Impact Advisors’ Thoughts: A 2009 study published in Health Affairs reports that provider interaction with health plans costs $23-$31 billion a year. Physicians spend an average of eight hours a week at an annual cost of $7,000 on forms, faxes, and phone calls for prior authorization; and prior authorization has long been the weakest link in the e-prescribing process. Not only does the prior authorization process generate huge administrative costs, the delay causes 20%-30% of patients to lose interest in therapy and to abandon prescribed medications at the pharmacy.
Electronic prior authorization is a huge step forward in Health Information Exchange between providers and health plans that holds great promise to improve care while decreasing costs.
Uber, the mobile app that allows you to order a private driver from your phone, recently took its first step into healthcare delivery. Uber leveraged the reliability and efficiency of the Uber platform to launch a one-day pilot program, UberHEALTH, in partnership with Vaccine Finder to allow users in Boston, Washington DC, and New York City to order free flu shots this past Thursday from 10 a.m. to 3 p.m. Uber users were able to order up to 10 shots in one location. The company’s drivers took Registered Nurses to the site to administer the shots. Though some people did receive shots, some consumers who tried to take advantage of the promotion faced hurdles.

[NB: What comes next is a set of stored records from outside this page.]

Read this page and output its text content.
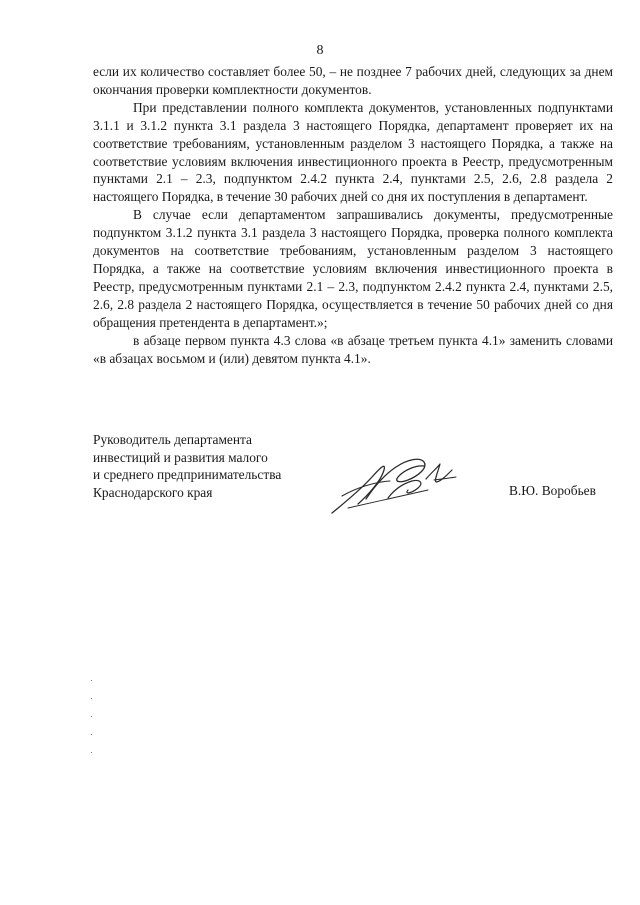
8

если их количество составляет более 50, – не позднее 7 рабочих дней, следующих за днем окончания проверки комплектности документов.

При представлении полного комплекта документов, установленных подпунктами 3.1.1 и 3.1.2 пункта 3.1 раздела 3 настоящего Порядка, департамент проверяет их на соответствие требованиям, установленным разделом 3 настоящего Порядка, а также на соответствие условиям включения инвестиционного проекта в Реестр, предусмотренным пунктами 2.1 – 2.3, подпунктом 2.4.2 пункта 2.4, пунктами 2.5, 2.6, 2.8 раздела 2 настоящего Порядка, в течение 30 рабочих дней со дня их поступления в департамент.

В случае если департаментом запрашивались документы, предусмотренные подпунктом 3.1.2 пункта 3.1 раздела 3 настоящего Порядка, проверка полного комплекта документов на соответствие требованиям, установленным разделом 3 настоящего Порядка, а также на соответствие условиям включения инвестиционного проекта в Реестр, предусмотренным пунктами 2.1 – 2.3, подпунктом 2.4.2 пункта 2.4, пунктами 2.5, 2.6, 2.8 раздела 2 настоящего Порядка, осуществляется в течение 50 рабочих дней со дня обращения претендента в департамент.»;

в абзаце первом пункта 4.3 слова «в абзаце третьем пункта 4.1» заменить словами «в абзацах восьмом и (или) девятом пункта 4.1».

Руководитель департамента
инвестиций и развития малого
и среднего предпринимательства
Краснодарского края	В.Ю. Воробьев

Impact Advisors’ Thoughts: There were obviously challenges with Uber’s flu shot pilot, however the pilot speaks to a quickly-growing trend toward the desire to increase mobility in healthcare with “just in time” scheduling. With the resurgence of house calls, growing telehealth industry, and innovations like UberHealth it seems that the race is on to develop further disruptive innovations to reach people where they are; meeting the consumers need for healthcare that is convenient and cost-effective.